O corte de vida
Quando você corta o corpo, o resto morre
Ouvindo a conversa dos outros eu me perco em palavras e me encosto perto do foço e da força que vejo na cidade. Tenho que acompanhar a batida e lidar com a despedida de uma noite meio aflita junto a uma dor que dói por dentro. Tá bom, tenho que começar por sentidos e mais que possuído por lembranças e déjà vus que só por si se fazem em um tom, como um som que treme paredes e ferve canecas me deixando bege e me deixando cru.
Uma batida ainda me faz lembrar e me congela perto de um luar. Como posso tão cedo chegar e já ter alcançado os poços e os altares em uma curta vida e mais curta que o meu pequeno mar. Detidos por lobos eu me encontrei ameaçado pelo moço que com uma única palavra me arrancou do peito a certeza que carregava e genialmente assim pensava. Era certo meu caminhar.
Tinha que ser no agora, tinha que ser com esse pesar que carrego nas costas, com essa dor junto ao meu andar. Mas cortado ainda me vejo e nisso se é dividido o meu pensar. São dois lados da mesma moeda ou são dois primos de uma mesma Isabela. Parado ou deitado me encontro no mar, preso em oceanos mais soltos que a existência de todo um ar.
O tempo parou e no céu fui me encontrar. Agora eu posso lhe falar que foram lindos e belos o tempo perdido e os momentos que esteve a voar. O céu era gigante e vazio, nada mais livre que a beleza das asas que ganhei, dos segundos que perdi e das nuvens que apalpei. A cor que vejo agora é a cor mais quente e sussurra uma canção. Me balança em movimento, me fazendo enfim chegar ao chão.

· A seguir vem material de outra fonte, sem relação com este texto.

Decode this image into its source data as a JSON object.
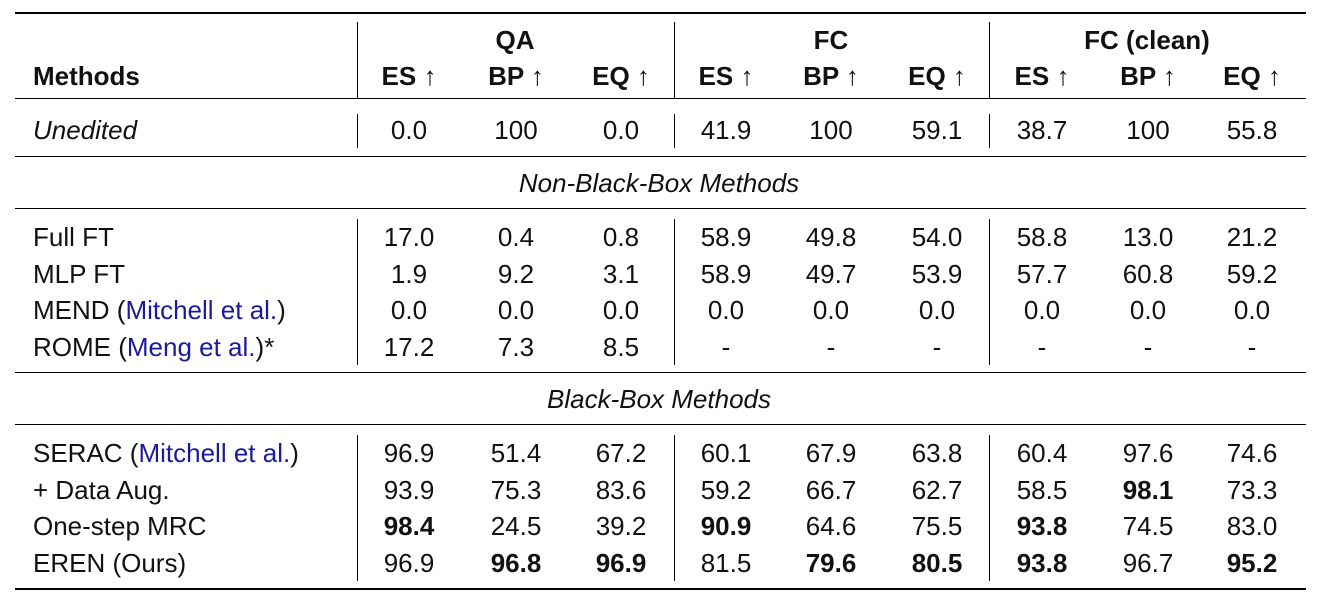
{
  "header": {
    "methods_label": "Methods",
    "groups": [
      "QA",
      "FC",
      "FC (clean)"
    ],
    "metrics": [
      "ES ↑",
      "BP ↑",
      "EQ ↑",
      "ES ↑",
      "BP ↑",
      "EQ ↑",
      "ES ↑",
      "BP ↑",
      "EQ ↑"
    ]
  },
  "unedited": {
    "label": "Unedited",
    "values": [
      "0.0",
      "100",
      "0.0",
      "41.9",
      "100",
      "59.1",
      "38.7",
      "100",
      "55.8"
    ]
  },
  "sections": {
    "non_black_box": "Non-Black-Box Methods",
    "black_box": "Black-Box Methods"
  },
  "non_black_box_rows": [
    {
      "label": "Full FT",
      "cite": "",
      "suffix": "",
      "values": [
        "17.0",
        "0.4",
        "0.8",
        "58.9",
        "49.8",
        "54.0",
        "58.8",
        "13.0",
        "21.2"
      ]
    },
    {
      "label": "MLP FT",
      "cite": "",
      "suffix": "",
      "values": [
        "1.9",
        "9.2",
        "3.1",
        "58.9",
        "49.7",
        "53.9",
        "57.7",
        "60.8",
        "59.2"
      ]
    },
    {
      "label": "MEND (",
      "cite": "Mitchell et al.",
      "suffix": ")",
      "values": [
        "0.0",
        "0.0",
        "0.0",
        "0.0",
        "0.0",
        "0.0",
        "0.0",
        "0.0",
        "0.0"
      ]
    },
    {
      "label": "ROME (",
      "cite": "Meng et al.",
      "suffix": ")*",
      "values": [
        "17.2",
        "7.3",
        "8.5",
        "-",
        "-",
        "-",
        "-",
        "-",
        "-"
      ]
    }
  ],
  "black_box_rows": [
    {
      "label": "SERAC (",
      "cite": "Mitchell et al.",
      "suffix": ")",
      "values": [
        "96.9",
        "51.4",
        "67.2",
        "60.1",
        "67.9",
        "63.8",
        "60.4",
        "97.6",
        "74.6"
      ],
      "bold": []
    },
    {
      "label": "+ Data Aug.",
      "cite": "",
      "suffix": "",
      "values": [
        "93.9",
        "75.3",
        "83.6",
        "59.2",
        "66.7",
        "62.7",
        "58.5",
        "98.1",
        "73.3"
      ],
      "bold": [
        7
      ]
    },
    {
      "label": "One-step MRC",
      "cite": "",
      "suffix": "",
      "values": [
        "98.4",
        "24.5",
        "39.2",
        "90.9",
        "64.6",
        "75.5",
        "93.8",
        "74.5",
        "83.0"
      ],
      "bold": [
        0,
        3,
        6
      ]
    },
    {
      "label": "EREN (Ours)",
      "cite": "",
      "suffix": "",
      "values": [
        "96.9",
        "96.8",
        "96.9",
        "81.5",
        "79.6",
        "80.5",
        "93.8",
        "96.7",
        "95.2"
      ],
      "bold": [
        1,
        2,
        4,
        5,
        6,
        8
      ]
    }
  ]
}
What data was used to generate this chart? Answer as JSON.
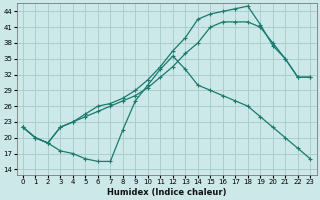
{
  "xlabel": "Humidex (Indice chaleur)",
  "xlim": [
    -0.5,
    23.5
  ],
  "ylim": [
    13,
    45.5
  ],
  "yticks": [
    14,
    17,
    20,
    23,
    26,
    29,
    32,
    35,
    38,
    41,
    44
  ],
  "xticks": [
    0,
    1,
    2,
    3,
    4,
    5,
    6,
    7,
    8,
    9,
    10,
    11,
    12,
    13,
    14,
    15,
    16,
    17,
    18,
    19,
    20,
    21,
    22,
    23
  ],
  "background_color": "#cce8e8",
  "grid_color": "#aacece",
  "line_color": "#1a7a6e",
  "lines": [
    {
      "x": [
        0,
        1,
        2,
        3,
        4,
        5,
        6,
        7,
        8,
        9,
        10,
        11,
        12,
        13,
        14,
        15,
        16,
        17,
        18,
        19,
        20,
        21,
        22,
        23
      ],
      "y": [
        22,
        20,
        19,
        17.5,
        17,
        16,
        15.5,
        15.5,
        21.5,
        27,
        30,
        33,
        35.5,
        33,
        30,
        29,
        28,
        27,
        26,
        24,
        22,
        20,
        18,
        16
      ]
    },
    {
      "x": [
        0,
        1,
        2,
        3,
        4,
        5,
        6,
        7,
        8,
        9,
        10,
        11,
        12,
        13,
        14,
        15,
        16,
        17,
        18,
        19,
        20,
        21,
        22,
        23
      ],
      "y": [
        22,
        20,
        19,
        22,
        23,
        24,
        25,
        26,
        27,
        28,
        29.5,
        31.5,
        33.5,
        36,
        38,
        41,
        42,
        42,
        42,
        41,
        38,
        35,
        31.5,
        31.5
      ]
    },
    {
      "x": [
        0,
        1,
        2,
        3,
        4,
        5,
        6,
        7,
        8,
        9,
        10,
        11,
        12,
        13,
        14,
        15,
        16,
        17,
        18,
        19,
        20,
        21,
        22,
        23
      ],
      "y": [
        22,
        20,
        19,
        22,
        23,
        24.5,
        26,
        26.5,
        27.5,
        29,
        31,
        33.5,
        36.5,
        39,
        42.5,
        43.5,
        44,
        44.5,
        45,
        41.5,
        37.5,
        35,
        31.5,
        31.5
      ]
    }
  ]
}
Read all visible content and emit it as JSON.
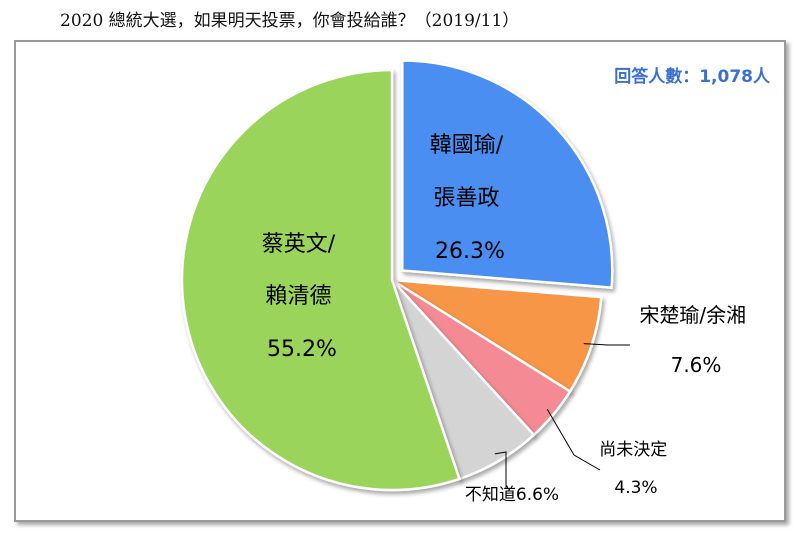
{
  "header": {
    "title": "2020 總統大選，如果明天投票，你會投給誰？（2019/11）"
  },
  "respondents": "回答人數：1,078人",
  "colors": {
    "han": "#4a8ef0",
    "soong": "#f79646",
    "undecided": "#f48b94",
    "unknown": "#d4d4d4",
    "tsai": "#9bd45a",
    "respondents": "#3a6fd4"
  },
  "chart_data": {
    "type": "pie",
    "start_angle_deg": 0,
    "direction": "clockwise",
    "slices": [
      {
        "key": "han",
        "label_lines": [
          "韓國瑜/",
          "張善政",
          "26.3%"
        ],
        "value": 26.3,
        "color": "#4a8ef0",
        "exploded": true
      },
      {
        "key": "soong",
        "label_lines": [
          "宋楚瑜/余湘",
          "7.6%"
        ],
        "value": 7.6,
        "color": "#f79646",
        "exploded": false
      },
      {
        "key": "undecided",
        "label_lines": [
          "尚未決定",
          "4.3%"
        ],
        "value": 4.3,
        "color": "#f48b94",
        "exploded": false
      },
      {
        "key": "unknown",
        "label_lines": [
          "不知道6.6%"
        ],
        "value": 6.6,
        "color": "#d4d4d4",
        "exploded": false
      },
      {
        "key": "tsai",
        "label_lines": [
          "蔡英文/",
          "賴清德",
          "55.2%"
        ],
        "value": 55.2,
        "color": "#9bd45a",
        "exploded": false
      }
    ]
  }
}
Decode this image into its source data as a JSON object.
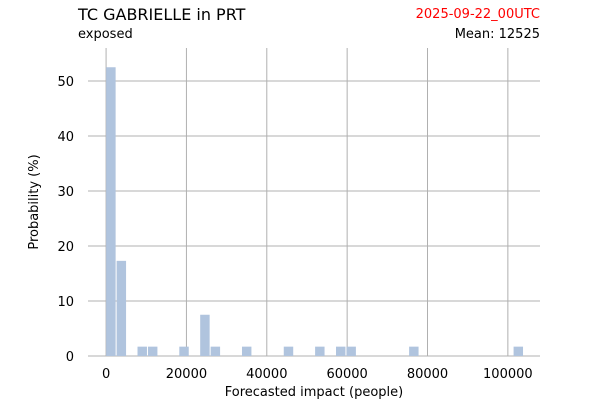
{
  "header": {
    "title": "TC GABRIELLE in PRT",
    "subtitle": "exposed",
    "date": "2025-09-22_00UTC",
    "mean": "Mean: 12525"
  },
  "chart_data": {
    "type": "bar",
    "title": "TC GABRIELLE in PRT",
    "xlabel": "Forecasted impact (people)",
    "ylabel": "Probability (%)",
    "xlim": [
      -4500,
      108000
    ],
    "ylim": [
      0,
      56
    ],
    "xticks": [
      0,
      20000,
      40000,
      60000,
      80000,
      100000
    ],
    "xtick_labels": [
      "0",
      "20000",
      "40000",
      "60000",
      "80000",
      "100000"
    ],
    "yticks": [
      0,
      10,
      20,
      30,
      40,
      50
    ],
    "grid": true,
    "bar_color": "#b0c4de",
    "bin_width": 2600,
    "bins": [
      {
        "x": 1200,
        "value": 52.5
      },
      {
        "x": 3800,
        "value": 17.3
      },
      {
        "x": 9000,
        "value": 1.7
      },
      {
        "x": 11600,
        "value": 1.7
      },
      {
        "x": 19400,
        "value": 1.7
      },
      {
        "x": 24600,
        "value": 7.5
      },
      {
        "x": 27200,
        "value": 1.7
      },
      {
        "x": 35000,
        "value": 1.7
      },
      {
        "x": 45400,
        "value": 1.7
      },
      {
        "x": 53200,
        "value": 1.7
      },
      {
        "x": 58400,
        "value": 1.7
      },
      {
        "x": 61000,
        "value": 1.7
      },
      {
        "x": 76600,
        "value": 1.7
      },
      {
        "x": 102600,
        "value": 1.7
      }
    ]
  }
}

Mesmo assim o momento não durou e ao passar dos minutos o meu corpo então mudou. Se me declinei, cedi ou me entreguei. Se estou contente ou se no último estágio de fim da linha me encontrei... Volto a dar a volta por cima para entrar e não me ofender com velhas feridas. Minha cama não tem seda, tem um pano e nenhum desdem que me revolta a esperança, que me desmonta a estação e que me faz tremer porque sei que tudo meu contém.
Amanhã irei acordar e ao tempo irei rogar. Sim Saturno estava certo e uma doença tenho a evitar. Se nos seus vinte e oitos anos seus pedaços ele me corta será com dons que o reconstrói, que o aflora e só por si o refaz. Parado o faço voltar ao que perdeu e ao que nutriu por tempo onde a morte era um fim ao que se teve, se sentiu e ao que de longe partiu. Com nada eu acabo com o tudo que comecei. Não mais puro e cru e agora com uma cor que me traduz. É o vermelho maior que um grito. São todas as cores maiores que qualquer bem. E desta vez não importa se a luz está acesa ou apagada. Tudo o que vai restar vai ser o corte que a vida me fez.